Photo by Erik Mclean on Unsplash

The reason offerings are in my mind is because I’m struggling, like so many of us, to find new routines and priorities without expiring from boredom, losing my mind, or allowing futility to paralyze me. It occurred to me, as I did my daily wipe down of our kitchen with bleach wipes while the bacon was cooking this morning, to think about what seems like endless disinfecting as an offering, or perhaps even a prayer, for my loved ones and for all of us on the planet.

As I go about my days, fear for my loved ones, near and far, dogs me. I know it’s not useful. I know watching what’s happening in Montana, Colorado and New York, as well as here in Maine, is not helping them. But what do we do with our love for others, near and far, during times like these?

I’m sure I’m not the only one who already feels that they never want to clean, wipe or disinfect anything ever again. I’m sure I’m not the only one marveling at how many thousands of things we touch a day (including ourselves) and feeling overwhelmed with trying to avoid this tiny, invisible, persistent, deadly virus.

While I cleaned the counters with the smell of bleach in my nose, while I rubbed away at the fridge, the freezer, the washing machine, the microwave, the toaster oven, the coffeepot and the teakettle, I imagined millions of people all over the world at home, at work, in hospitals, in businesses, doing the same thing, day after day. I imagined all of those people with fearful and heavy hearts for their loved ones, doing their best, taking whatever steps they can for themselves and those around them, day after day.

Later, after breakfast, I disinfected surfaces in the bathroom, another new daily chore. Then I came up to my attic aerie and here, too, I will wipe down every surface I can with bleach wipes before I go to work.

Photo by Nathan Dumlao on Unsplash

At work, though only staff have used the pool for the last couple of weeks, I will don gloves and pitch in to do our daily disinfecting of chairs, benches, handles and knobs, light switches, soap and hand sanitizer dispensers, keyboards, telephones, counters, desks, chairs, fans, remote controls, pens, handicapped door buttons . . . We did that yesterday. We’ll do it today. It will be done tomorrow.

Is there any point? Is it helping? Will it keep us and those around us well?

So many questions, and no answers.

I know some people can shrug and say whatever will be will be. I recognize the truth in that, but I can’t not try. I must do what I can, even with no guarantee it’s useful, even without support from others (emotional labor, anyone?), even though I myself sometimes wonder why I’m working so hard. It’s simply what I can do.

And I’m not alone. There are people in Montana, New York and Colorado, people just like me, perhaps with loved ones in Maine (!), who are making their best effort, dogged, determined, and putting one foot in front of another. Or perhaps I should say disinfecting one thing after another, washing their hands, and social distancing. They undoubtedly are asking the same questions: Is there any point? Is it helping? Will it keep us and those around us well?

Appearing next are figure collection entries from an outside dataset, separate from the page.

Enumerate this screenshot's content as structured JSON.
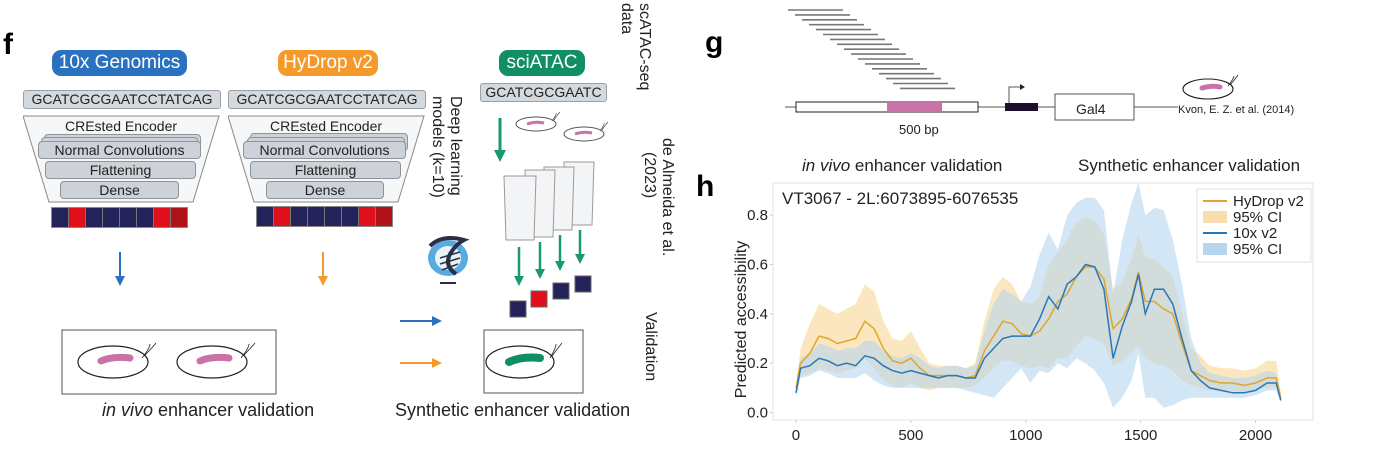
{
  "panel_f": {
    "letter": "f",
    "platforms": [
      {
        "name": "10x Genomics",
        "color": "#2a72c0",
        "sequence": "GCATCGCGAATCCTATCAG",
        "arrow_color": "#2a72c0"
      },
      {
        "name": "HyDrop v2",
        "color": "#f59a2a",
        "sequence": "GCATCGCGAATCCTATCAG",
        "arrow_color": "#f59a2a"
      },
      {
        "name": "sciATAC",
        "color": "#0f8f62",
        "sequence": "GCATCGCGAATC",
        "arrow_color": "#1a9a6a"
      }
    ],
    "encoder": {
      "title": "CREsted Encoder",
      "layers": [
        "Normal Convolutions",
        "Flattening",
        "Dense"
      ]
    },
    "output_cells_colors": [
      "#23235a",
      "#e0101a",
      "#23235a",
      "#23235a",
      "#23235a",
      "#23235a",
      "#e0101a",
      "#b0121a"
    ],
    "sciatac_output_colors": [
      "#23235a",
      "#e0101a",
      "#23235a",
      "#23235a"
    ],
    "vertical_labels": {
      "models": [
        "Deep learning",
        "models (k=10)"
      ],
      "data": [
        "scATAC-seq",
        "data"
      ],
      "citation": [
        "de Almeida et al.",
        "(2023)"
      ],
      "validation": "Validation"
    },
    "captions": {
      "in_vivo_italic": "in vivo",
      "in_vivo_rest": " enhancer validation",
      "synthetic": "Synthetic enhancer validation"
    },
    "embryo_colors": {
      "pink": "#c872a8",
      "green": "#0f8f62"
    }
  },
  "panel_g": {
    "letter": "g",
    "tile_count": 17,
    "enhancer_label": "500 bp",
    "gene_label": "Gal4",
    "citation": "Kvon, E. Z. et al. (2014)",
    "enhancer_color": "#c872a8",
    "promoter_color": "#1e0f2e"
  },
  "panel_h": {
    "letter": "h",
    "header_left_italic": "in vivo",
    "header_left_rest": " enhancer validation",
    "header_right": "Synthetic enhancer validation"
  },
  "chart_data": {
    "type": "line",
    "title": "VT3067 - 2L:6073895-6076535",
    "xlabel": "",
    "ylabel": "Predicted accessibility",
    "xlim": [
      -100,
      2250
    ],
    "ylim": [
      -0.03,
      0.93
    ],
    "xticks": [
      0,
      500,
      1000,
      1500,
      2000
    ],
    "yticks": [
      0.0,
      0.2,
      0.4,
      0.6,
      0.8
    ],
    "ytick_labels": [
      "0.0",
      "0.2",
      "0.4",
      "0.6",
      "0.8"
    ],
    "grid": false,
    "legend_position": "top-right",
    "legend": [
      "HyDrop v2",
      "95% CI",
      "10x v2",
      "95% CI"
    ],
    "x": [
      0,
      20,
      60,
      100,
      140,
      180,
      220,
      260,
      300,
      340,
      380,
      420,
      460,
      500,
      540,
      580,
      620,
      660,
      700,
      740,
      780,
      820,
      860,
      900,
      940,
      980,
      1020,
      1060,
      1100,
      1140,
      1180,
      1220,
      1260,
      1300,
      1340,
      1380,
      1420,
      1460,
      1490,
      1520,
      1560,
      1600,
      1640,
      1680,
      1720,
      1760,
      1800,
      1850,
      1900,
      1950,
      2000,
      2050,
      2090,
      2110
    ],
    "series": [
      {
        "name": "HyDrop v2",
        "color": "#e3a528",
        "band_color": "#f8deaa",
        "values": [
          0.1,
          0.2,
          0.24,
          0.31,
          0.3,
          0.28,
          0.29,
          0.3,
          0.37,
          0.34,
          0.26,
          0.21,
          0.2,
          0.22,
          0.18,
          0.15,
          0.15,
          0.15,
          0.15,
          0.14,
          0.15,
          0.25,
          0.31,
          0.37,
          0.36,
          0.32,
          0.31,
          0.33,
          0.38,
          0.45,
          0.48,
          0.55,
          0.59,
          0.59,
          0.54,
          0.34,
          0.38,
          0.46,
          0.57,
          0.45,
          0.45,
          0.42,
          0.4,
          0.28,
          0.17,
          0.15,
          0.13,
          0.12,
          0.12,
          0.11,
          0.12,
          0.14,
          0.14,
          0.06
        ],
        "ci_lower": [
          0.08,
          0.15,
          0.16,
          0.18,
          0.17,
          0.16,
          0.17,
          0.18,
          0.22,
          0.18,
          0.13,
          0.11,
          0.1,
          0.12,
          0.1,
          0.09,
          0.1,
          0.1,
          0.1,
          0.1,
          0.11,
          0.14,
          0.18,
          0.21,
          0.21,
          0.19,
          0.18,
          0.19,
          0.18,
          0.22,
          0.22,
          0.27,
          0.31,
          0.3,
          0.28,
          0.19,
          0.21,
          0.24,
          0.27,
          0.22,
          0.2,
          0.19,
          0.17,
          0.13,
          0.11,
          0.1,
          0.09,
          0.09,
          0.09,
          0.08,
          0.09,
          0.1,
          0.1,
          0.05
        ],
        "ci_upper": [
          0.12,
          0.26,
          0.36,
          0.44,
          0.42,
          0.4,
          0.42,
          0.44,
          0.52,
          0.49,
          0.37,
          0.3,
          0.29,
          0.33,
          0.26,
          0.2,
          0.19,
          0.19,
          0.19,
          0.18,
          0.2,
          0.37,
          0.5,
          0.55,
          0.52,
          0.45,
          0.44,
          0.47,
          0.6,
          0.65,
          0.7,
          0.77,
          0.79,
          0.78,
          0.72,
          0.5,
          0.53,
          0.62,
          0.72,
          0.63,
          0.62,
          0.59,
          0.55,
          0.4,
          0.26,
          0.23,
          0.19,
          0.18,
          0.18,
          0.17,
          0.18,
          0.21,
          0.21,
          0.08
        ]
      },
      {
        "name": "10x v2",
        "color": "#2878b8",
        "band_color": "#b5d6ee",
        "values": [
          0.08,
          0.18,
          0.19,
          0.22,
          0.21,
          0.19,
          0.2,
          0.19,
          0.23,
          0.22,
          0.19,
          0.17,
          0.16,
          0.17,
          0.16,
          0.15,
          0.14,
          0.15,
          0.15,
          0.14,
          0.14,
          0.22,
          0.26,
          0.3,
          0.31,
          0.31,
          0.31,
          0.38,
          0.47,
          0.42,
          0.52,
          0.55,
          0.6,
          0.59,
          0.5,
          0.22,
          0.35,
          0.45,
          0.56,
          0.4,
          0.5,
          0.5,
          0.44,
          0.3,
          0.17,
          0.13,
          0.1,
          0.09,
          0.08,
          0.08,
          0.09,
          0.12,
          0.12,
          0.05
        ],
        "ci_lower": [
          0.06,
          0.14,
          0.15,
          0.17,
          0.16,
          0.14,
          0.14,
          0.14,
          0.16,
          0.13,
          0.11,
          0.1,
          0.1,
          0.1,
          0.1,
          0.1,
          0.1,
          0.1,
          0.1,
          0.09,
          0.08,
          0.07,
          0.06,
          0.1,
          0.14,
          0.18,
          0.12,
          0.17,
          0.16,
          0.2,
          0.18,
          0.22,
          0.2,
          0.17,
          0.12,
          0.02,
          0.06,
          0.13,
          0.24,
          0.06,
          0.06,
          0.02,
          0.03,
          0.05,
          0.06,
          0.06,
          0.06,
          0.06,
          0.06,
          0.06,
          0.07,
          0.09,
          0.09,
          0.04
        ],
        "ci_upper": [
          0.1,
          0.22,
          0.24,
          0.28,
          0.27,
          0.25,
          0.26,
          0.26,
          0.29,
          0.29,
          0.25,
          0.23,
          0.22,
          0.24,
          0.22,
          0.19,
          0.18,
          0.19,
          0.19,
          0.18,
          0.19,
          0.33,
          0.44,
          0.5,
          0.48,
          0.45,
          0.51,
          0.64,
          0.73,
          0.66,
          0.8,
          0.85,
          0.87,
          0.87,
          0.82,
          0.48,
          0.7,
          0.85,
          0.93,
          0.8,
          0.83,
          0.82,
          0.7,
          0.52,
          0.3,
          0.2,
          0.16,
          0.15,
          0.14,
          0.14,
          0.15,
          0.17,
          0.16,
          0.07
        ]
      }
    ]
  }
}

So, today, as my choice is to once again disinfect surfaces here at home and this afternoon at work, wash my hands over and over again, and social distance from my partner, my friends, my colleagues and strangers, I’m allowing myself to dwell on my loved ones as I disinfect and wash and distance, to remember their faces; to pray for their safety and health; to love them as hard as I want to; to cry, even.

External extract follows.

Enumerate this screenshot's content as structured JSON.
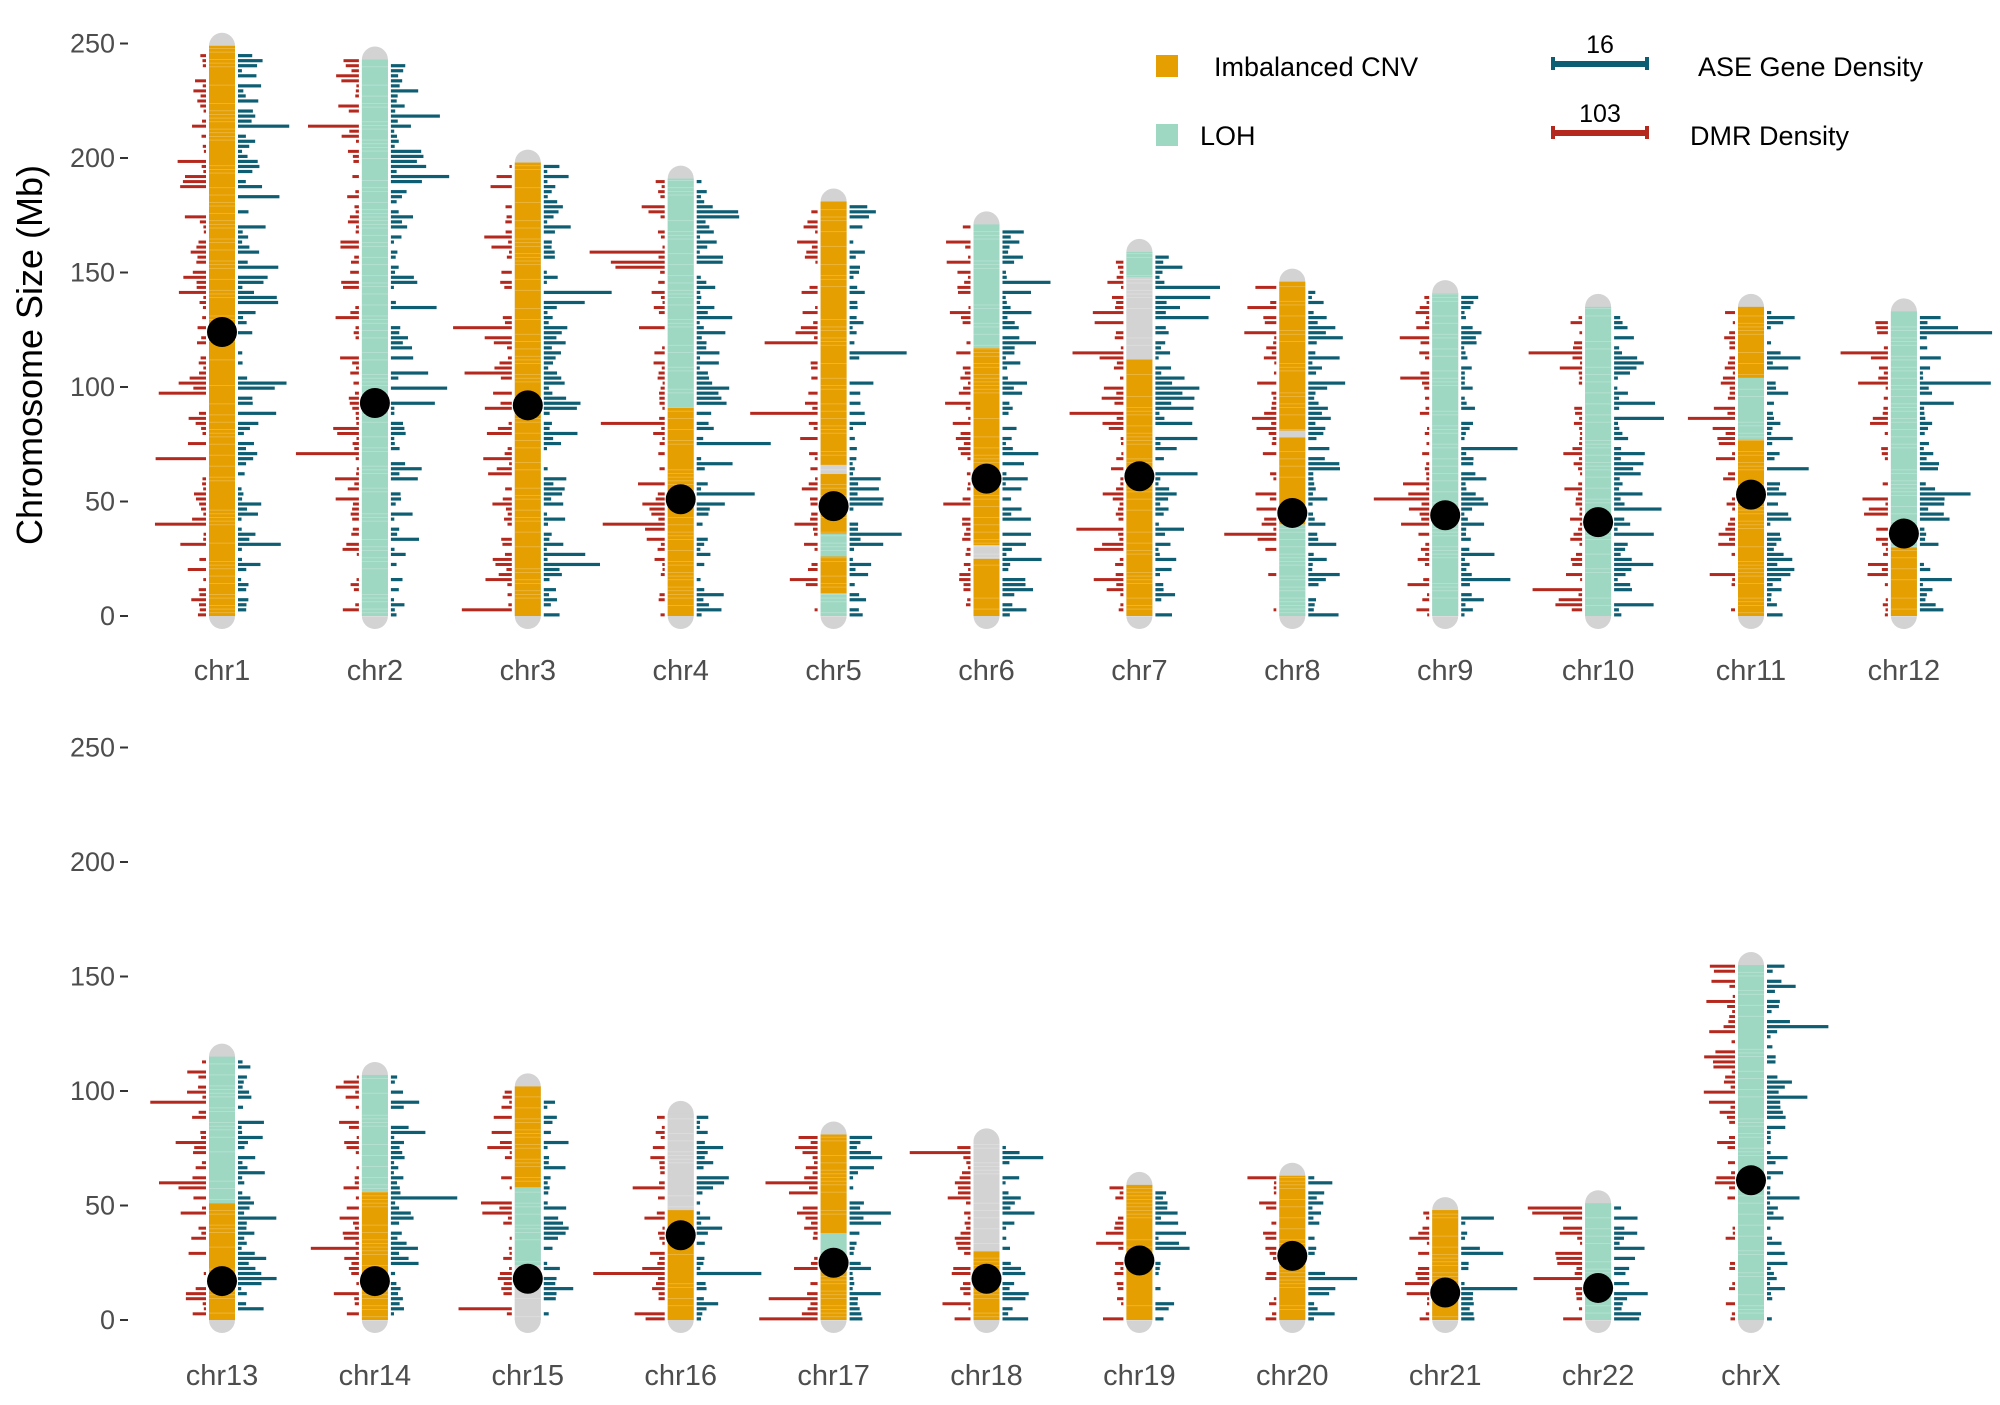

Photo by Ashkan Forouzani on Unsplash

Perhaps even in the moment I’m washing my hands in Maine someone in Montana is washing hers, thereby sparing my asthmatic adult son. Perhaps in the moment I’m social distancing in the line in the grocery store, another person is staying six feet away from someone I love in Colorado.

Let my fear be an offering, and my tears. Let my work be an offering. Let my chapped hands and the smell of bleach and disinfectant be an offering. Let my love, my reverence for the cycles of life and death, my faith and my hope be an offering. Let my self-care be an offering. Let my willingness to do whatever it takes be an offering.

May you and your loved ones be well.

Disinfecting surfaces. Washing my hands. Social distancing. My daily crimes.